El contradictorio proceso de globalización genera el debilitamiento de los Estados nacionales. No obstante, el conjunto denominado G-7 aparece consolidado, y en particular, Estados Unidos.
En los territorios del subdesarrollo, la decadencia de los Estados es tal que la globalización (benéfica en otros espacios) cuestiona la existencia misma de las economías, culturas, identidades nacionales y destinos étnicos.
En Ecuador, la parsimoniosa negación del Estado apenas está dada por factores de superación. Se impone por decadencia estatal, judicialización de la política, de la administración, la moral pública y la comercialización de quehaceres democráticos. Esta democracia simula la incorporación a la economía mundial al convertir a Ecuador en un insumo más del reordenamiento que impone la unipolaridad militar.
Hombres y mujeres perciben y comentan en voz baja sobre esta tumba que se abre sin regreso. El poder deambula, no aporta, no promete. se Se enriquece demencialmente y repleta su féretro de tesoros. La arbitrariedad concentra y usufructúa del trapiche del financiamiento bancario y la tributación que contrae sin esperanza la economía.
Un sector de los grandes medios de comunicación exhibe su interés como opinión pública, generalmente anticipación de decisiones estatales. La «situación nacional» se reduce a sus análisis, premisas de actos-de-fe-, sentencias condenatorias o liberatorias, según lo requieran. Ese sector del poder constituye una fuente de palabras, cuya tarea es materializarse en la cabeza de todos.
La administración y la comunicación colectivas se transforman en manicomio. La «opinión ciudadana» no corresponde a los ciudadanos.
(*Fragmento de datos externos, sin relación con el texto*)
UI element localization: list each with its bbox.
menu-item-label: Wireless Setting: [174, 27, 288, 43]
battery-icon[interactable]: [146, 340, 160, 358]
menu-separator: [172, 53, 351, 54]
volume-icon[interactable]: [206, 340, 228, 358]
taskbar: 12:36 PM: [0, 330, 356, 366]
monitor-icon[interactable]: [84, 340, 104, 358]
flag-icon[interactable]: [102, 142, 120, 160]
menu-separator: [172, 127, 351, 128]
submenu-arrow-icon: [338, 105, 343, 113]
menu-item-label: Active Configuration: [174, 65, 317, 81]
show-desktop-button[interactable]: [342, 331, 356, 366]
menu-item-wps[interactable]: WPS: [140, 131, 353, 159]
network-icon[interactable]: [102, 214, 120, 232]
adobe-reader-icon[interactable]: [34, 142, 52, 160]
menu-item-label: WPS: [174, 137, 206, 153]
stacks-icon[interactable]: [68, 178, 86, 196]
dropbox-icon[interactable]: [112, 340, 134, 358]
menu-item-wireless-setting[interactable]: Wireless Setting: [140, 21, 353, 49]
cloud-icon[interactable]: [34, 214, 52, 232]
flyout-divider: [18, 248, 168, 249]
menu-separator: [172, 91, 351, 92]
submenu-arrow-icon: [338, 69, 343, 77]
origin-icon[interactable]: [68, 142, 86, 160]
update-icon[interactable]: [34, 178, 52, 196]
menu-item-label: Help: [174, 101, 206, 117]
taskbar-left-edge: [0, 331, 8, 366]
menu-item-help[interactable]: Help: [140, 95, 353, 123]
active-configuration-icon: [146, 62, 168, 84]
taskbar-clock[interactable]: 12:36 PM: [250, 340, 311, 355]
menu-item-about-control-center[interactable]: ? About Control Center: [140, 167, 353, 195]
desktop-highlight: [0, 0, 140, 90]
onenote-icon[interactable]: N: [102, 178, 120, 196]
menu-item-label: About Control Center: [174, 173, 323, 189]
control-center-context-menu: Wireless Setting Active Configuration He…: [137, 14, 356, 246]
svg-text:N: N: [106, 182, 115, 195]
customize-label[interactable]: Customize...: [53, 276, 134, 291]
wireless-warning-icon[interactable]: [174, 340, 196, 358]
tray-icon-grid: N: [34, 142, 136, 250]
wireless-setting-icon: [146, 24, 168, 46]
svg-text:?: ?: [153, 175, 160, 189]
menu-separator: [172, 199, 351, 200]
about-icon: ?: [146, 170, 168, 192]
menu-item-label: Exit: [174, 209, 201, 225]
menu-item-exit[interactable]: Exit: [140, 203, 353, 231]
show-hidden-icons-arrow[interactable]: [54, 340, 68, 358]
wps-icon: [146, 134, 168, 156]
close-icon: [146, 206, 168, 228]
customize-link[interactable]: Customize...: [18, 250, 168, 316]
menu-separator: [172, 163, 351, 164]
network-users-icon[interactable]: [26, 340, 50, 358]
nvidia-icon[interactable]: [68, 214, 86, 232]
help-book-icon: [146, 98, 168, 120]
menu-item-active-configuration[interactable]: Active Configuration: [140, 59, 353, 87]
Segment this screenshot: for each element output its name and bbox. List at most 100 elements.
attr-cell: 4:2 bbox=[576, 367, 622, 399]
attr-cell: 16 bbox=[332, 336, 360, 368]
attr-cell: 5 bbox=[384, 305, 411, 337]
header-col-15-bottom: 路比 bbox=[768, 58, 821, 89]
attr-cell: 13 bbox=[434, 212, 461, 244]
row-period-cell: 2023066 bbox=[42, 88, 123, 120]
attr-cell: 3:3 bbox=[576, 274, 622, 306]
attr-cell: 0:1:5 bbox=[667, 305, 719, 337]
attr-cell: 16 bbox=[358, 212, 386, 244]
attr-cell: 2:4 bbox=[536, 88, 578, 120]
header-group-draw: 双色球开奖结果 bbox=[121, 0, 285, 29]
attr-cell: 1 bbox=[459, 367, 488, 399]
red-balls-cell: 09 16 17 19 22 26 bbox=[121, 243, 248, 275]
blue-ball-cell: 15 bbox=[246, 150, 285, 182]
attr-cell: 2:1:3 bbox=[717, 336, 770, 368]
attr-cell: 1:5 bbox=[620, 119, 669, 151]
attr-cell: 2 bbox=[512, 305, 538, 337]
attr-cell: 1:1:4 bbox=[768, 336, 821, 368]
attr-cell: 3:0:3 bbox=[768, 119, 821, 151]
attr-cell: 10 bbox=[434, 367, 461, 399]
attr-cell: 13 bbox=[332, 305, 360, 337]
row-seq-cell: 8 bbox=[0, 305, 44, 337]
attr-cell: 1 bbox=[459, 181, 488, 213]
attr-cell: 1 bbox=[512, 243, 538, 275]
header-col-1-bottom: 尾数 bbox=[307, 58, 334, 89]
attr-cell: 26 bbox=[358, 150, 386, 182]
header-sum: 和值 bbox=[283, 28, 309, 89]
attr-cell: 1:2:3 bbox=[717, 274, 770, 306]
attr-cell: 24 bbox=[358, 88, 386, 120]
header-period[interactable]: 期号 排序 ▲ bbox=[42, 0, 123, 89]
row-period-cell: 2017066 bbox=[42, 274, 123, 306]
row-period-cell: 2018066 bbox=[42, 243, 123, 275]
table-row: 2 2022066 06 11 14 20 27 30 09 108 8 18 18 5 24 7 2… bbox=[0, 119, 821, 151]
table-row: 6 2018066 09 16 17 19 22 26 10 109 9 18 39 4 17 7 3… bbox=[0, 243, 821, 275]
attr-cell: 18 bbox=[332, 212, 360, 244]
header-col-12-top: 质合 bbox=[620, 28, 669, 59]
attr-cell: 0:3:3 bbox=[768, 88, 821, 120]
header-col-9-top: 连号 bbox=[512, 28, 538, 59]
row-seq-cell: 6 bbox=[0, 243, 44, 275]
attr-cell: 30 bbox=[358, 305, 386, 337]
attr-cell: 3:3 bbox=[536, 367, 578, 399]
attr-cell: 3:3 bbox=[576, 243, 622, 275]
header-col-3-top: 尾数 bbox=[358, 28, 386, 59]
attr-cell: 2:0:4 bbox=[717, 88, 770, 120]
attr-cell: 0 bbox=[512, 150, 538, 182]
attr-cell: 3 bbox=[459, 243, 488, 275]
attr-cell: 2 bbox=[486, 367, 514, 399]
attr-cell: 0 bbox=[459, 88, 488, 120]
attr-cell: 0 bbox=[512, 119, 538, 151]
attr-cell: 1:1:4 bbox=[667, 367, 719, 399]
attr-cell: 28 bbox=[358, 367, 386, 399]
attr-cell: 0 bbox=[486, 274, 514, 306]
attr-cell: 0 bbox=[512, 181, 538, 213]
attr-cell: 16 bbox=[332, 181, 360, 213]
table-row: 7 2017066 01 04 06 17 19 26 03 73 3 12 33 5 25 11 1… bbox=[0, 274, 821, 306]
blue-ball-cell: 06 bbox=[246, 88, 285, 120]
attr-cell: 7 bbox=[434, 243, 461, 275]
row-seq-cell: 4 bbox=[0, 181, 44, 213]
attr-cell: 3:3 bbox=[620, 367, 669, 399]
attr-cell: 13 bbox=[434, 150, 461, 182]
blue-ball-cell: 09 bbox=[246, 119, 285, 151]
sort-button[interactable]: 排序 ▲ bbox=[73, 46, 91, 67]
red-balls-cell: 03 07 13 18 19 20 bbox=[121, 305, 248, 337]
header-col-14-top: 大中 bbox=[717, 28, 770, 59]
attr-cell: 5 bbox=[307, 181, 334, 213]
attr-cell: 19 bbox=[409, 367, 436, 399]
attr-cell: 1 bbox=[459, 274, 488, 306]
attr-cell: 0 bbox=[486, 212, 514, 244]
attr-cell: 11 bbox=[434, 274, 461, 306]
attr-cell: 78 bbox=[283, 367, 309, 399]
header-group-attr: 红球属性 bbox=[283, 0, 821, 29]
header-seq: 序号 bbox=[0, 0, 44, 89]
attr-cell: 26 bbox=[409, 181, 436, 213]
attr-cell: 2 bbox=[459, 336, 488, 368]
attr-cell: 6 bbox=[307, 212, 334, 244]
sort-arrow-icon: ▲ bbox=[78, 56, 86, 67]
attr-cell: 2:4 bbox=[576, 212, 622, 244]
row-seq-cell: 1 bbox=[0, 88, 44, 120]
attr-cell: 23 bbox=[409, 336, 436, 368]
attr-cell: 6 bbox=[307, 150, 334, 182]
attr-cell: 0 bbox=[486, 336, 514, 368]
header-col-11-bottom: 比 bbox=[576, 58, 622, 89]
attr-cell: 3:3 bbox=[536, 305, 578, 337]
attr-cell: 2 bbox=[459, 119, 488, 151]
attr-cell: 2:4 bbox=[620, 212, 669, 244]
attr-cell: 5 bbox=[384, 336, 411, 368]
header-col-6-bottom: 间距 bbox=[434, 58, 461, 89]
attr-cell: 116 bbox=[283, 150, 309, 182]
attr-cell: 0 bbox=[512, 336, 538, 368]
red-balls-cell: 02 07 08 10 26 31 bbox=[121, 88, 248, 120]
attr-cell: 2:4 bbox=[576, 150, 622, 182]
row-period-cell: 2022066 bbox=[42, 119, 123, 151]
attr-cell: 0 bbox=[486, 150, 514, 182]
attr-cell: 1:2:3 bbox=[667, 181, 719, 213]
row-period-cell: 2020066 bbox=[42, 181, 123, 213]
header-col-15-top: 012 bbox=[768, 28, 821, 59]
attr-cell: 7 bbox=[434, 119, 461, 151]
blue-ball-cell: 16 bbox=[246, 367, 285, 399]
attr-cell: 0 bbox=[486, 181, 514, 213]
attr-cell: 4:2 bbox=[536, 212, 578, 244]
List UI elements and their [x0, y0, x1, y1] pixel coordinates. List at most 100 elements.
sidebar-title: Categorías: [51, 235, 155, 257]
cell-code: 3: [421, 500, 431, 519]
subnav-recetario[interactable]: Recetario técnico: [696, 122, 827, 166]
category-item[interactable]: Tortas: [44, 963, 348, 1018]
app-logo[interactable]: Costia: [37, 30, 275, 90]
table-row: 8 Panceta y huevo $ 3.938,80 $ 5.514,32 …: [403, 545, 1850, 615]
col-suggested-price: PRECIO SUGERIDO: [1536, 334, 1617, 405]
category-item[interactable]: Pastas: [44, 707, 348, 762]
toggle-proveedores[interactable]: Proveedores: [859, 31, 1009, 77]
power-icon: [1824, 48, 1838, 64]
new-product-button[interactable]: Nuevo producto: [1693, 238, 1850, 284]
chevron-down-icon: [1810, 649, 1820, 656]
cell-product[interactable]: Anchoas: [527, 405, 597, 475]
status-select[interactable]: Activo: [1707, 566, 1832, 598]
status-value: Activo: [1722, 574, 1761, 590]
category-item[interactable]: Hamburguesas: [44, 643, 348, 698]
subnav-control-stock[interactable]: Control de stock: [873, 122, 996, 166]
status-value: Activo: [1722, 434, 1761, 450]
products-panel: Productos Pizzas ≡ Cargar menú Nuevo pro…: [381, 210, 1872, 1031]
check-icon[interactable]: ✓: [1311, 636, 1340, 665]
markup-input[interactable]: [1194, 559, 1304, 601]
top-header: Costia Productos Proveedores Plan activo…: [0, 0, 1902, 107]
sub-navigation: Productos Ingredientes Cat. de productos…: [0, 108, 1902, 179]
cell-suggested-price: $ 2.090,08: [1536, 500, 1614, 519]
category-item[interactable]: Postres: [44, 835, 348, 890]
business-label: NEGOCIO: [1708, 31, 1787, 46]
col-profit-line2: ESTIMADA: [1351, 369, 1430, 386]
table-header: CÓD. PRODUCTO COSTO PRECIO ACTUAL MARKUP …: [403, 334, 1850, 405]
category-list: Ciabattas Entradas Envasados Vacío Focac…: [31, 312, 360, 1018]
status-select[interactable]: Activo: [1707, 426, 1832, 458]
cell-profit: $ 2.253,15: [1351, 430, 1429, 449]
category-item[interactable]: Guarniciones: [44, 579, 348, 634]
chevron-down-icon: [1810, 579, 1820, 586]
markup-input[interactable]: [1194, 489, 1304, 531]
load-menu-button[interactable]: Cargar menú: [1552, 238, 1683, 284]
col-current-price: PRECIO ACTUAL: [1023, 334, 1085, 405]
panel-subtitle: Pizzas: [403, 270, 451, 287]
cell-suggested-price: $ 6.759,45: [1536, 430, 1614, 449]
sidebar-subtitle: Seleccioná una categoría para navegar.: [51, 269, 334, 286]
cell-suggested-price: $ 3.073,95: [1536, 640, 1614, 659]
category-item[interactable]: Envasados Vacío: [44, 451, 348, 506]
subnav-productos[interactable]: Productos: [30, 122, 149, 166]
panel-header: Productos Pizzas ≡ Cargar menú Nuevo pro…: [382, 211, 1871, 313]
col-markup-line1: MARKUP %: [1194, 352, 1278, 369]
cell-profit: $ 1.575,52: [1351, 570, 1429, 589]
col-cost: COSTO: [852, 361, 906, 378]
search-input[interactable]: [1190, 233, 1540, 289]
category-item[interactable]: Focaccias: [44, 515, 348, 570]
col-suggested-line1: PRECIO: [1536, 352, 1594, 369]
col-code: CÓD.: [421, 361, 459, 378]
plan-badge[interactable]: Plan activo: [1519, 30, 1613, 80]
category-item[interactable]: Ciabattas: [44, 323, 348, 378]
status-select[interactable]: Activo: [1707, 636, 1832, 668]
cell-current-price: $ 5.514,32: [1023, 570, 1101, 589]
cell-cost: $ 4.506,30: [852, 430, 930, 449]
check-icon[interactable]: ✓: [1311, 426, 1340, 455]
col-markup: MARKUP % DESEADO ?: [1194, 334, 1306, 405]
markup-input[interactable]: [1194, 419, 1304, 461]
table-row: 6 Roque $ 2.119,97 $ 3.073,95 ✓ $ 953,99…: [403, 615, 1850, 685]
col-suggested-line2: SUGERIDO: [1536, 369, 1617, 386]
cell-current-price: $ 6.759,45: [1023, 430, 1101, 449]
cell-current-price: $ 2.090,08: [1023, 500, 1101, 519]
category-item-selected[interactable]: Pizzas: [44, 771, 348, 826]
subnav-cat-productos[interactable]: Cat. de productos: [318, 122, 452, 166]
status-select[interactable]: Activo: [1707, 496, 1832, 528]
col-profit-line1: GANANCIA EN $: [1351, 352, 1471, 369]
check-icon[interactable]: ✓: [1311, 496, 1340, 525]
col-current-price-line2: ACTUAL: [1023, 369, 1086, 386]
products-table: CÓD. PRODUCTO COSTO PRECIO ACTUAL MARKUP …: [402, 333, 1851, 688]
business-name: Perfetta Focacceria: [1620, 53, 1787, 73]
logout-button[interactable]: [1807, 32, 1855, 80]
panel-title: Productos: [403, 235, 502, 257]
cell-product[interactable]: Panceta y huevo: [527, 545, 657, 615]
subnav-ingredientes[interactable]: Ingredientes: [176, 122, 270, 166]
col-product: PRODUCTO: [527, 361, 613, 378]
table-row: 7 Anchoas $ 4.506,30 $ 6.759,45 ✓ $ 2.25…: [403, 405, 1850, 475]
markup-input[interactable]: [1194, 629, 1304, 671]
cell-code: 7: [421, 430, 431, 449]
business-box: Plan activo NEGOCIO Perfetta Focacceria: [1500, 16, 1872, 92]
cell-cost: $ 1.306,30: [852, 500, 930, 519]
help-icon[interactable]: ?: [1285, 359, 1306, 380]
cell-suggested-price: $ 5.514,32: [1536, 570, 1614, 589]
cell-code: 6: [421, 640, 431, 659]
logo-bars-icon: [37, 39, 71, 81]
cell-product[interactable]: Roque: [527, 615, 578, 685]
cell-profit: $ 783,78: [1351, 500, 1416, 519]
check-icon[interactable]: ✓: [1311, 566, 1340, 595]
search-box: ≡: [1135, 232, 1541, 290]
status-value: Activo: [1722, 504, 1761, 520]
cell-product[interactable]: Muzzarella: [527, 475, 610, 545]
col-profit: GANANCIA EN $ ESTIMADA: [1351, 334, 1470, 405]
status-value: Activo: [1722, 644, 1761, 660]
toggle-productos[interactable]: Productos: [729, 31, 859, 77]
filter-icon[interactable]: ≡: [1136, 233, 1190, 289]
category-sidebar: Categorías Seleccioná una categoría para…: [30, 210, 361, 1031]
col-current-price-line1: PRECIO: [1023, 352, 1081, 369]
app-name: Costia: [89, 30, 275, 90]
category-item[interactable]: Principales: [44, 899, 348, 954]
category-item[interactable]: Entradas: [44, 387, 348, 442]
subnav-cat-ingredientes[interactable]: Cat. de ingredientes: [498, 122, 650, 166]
Resultan demenciales los perturbados estados de emergencia, los neuróticos consensos, la esquizofrénica ruptura de contactos con el mundo exterior en persecución de mayorías que sobran en todas las instancias estatales. A estos desequilibrios se añade la criminología que premedita y envanece a un sector periodístico.
La especulación fiduciaria, el chantaje administrativo, el uso de la función judicial, el atropello informativo, la máscara del «combate a la delincuencia», han logrado «conquistar» la complicidad de la élite social y descerebrado a la llamada sociedad civil. Una psicosis traslada y difunde el miedo en la sociedad. Se cultiva y crece la sumisión conformista. La tragedia oscila entre la abyecta sumisión y la muerte.
Síntomas de esta democracia son el asesinato de Jaime Hurtado González (para demostrar que aquí nada se puede demostrar), la satanización de Abdalá Bucaram Ortiz (para aumentar la legión de fantasmas protectores del poder tradicional), el sacrificio de Fernando Aspiazu Seminario, «el mayor pecador» de la banca (para absolver a los banqueros).
El Estado y la economía en Ecuador se destruyen por la decadencia del poder. Son inútiles las quejas y resultan históricamente estériles todas las decisiones gubernamentales, parlamentarias, judiciales y electorales.
El éxodo reciente de la población se realiza ante la impotencia del «pensamiento» dirigente, tragedia mayor.
Por añadidura, mientras América Latina observa la militarización de la región andina, Ecuador -uno de los centros de esa fatalidad- está de espaldas a su realidad y se miente a sí mismo institucional y colectivamente. Se diría que el poder quiere convertir al país en protectorado de la unipolaridad.
El poder ha perdido toda autoridad. El fraccionamiento y dispersión del Estado y el territorio ecuatorianos acechan. Apenas nos involucra una memoria contradictoria del pasado.
Sin embargo, fuera de las fuerzas y clases tradicionales brota una especie de inteligencia marginal. Aunque de bajísima audición, su comprensión se agiganta hacia la destrucción del «templo de esta democracia», prostíbulo de variadas farsas.
Acá también podríamos decir la oración de los gitanos: «Señor, líbranos de los muertos verticales (…), de aquellos que se mueven por inercia dentro de un engranaje viejo, Señor (…)».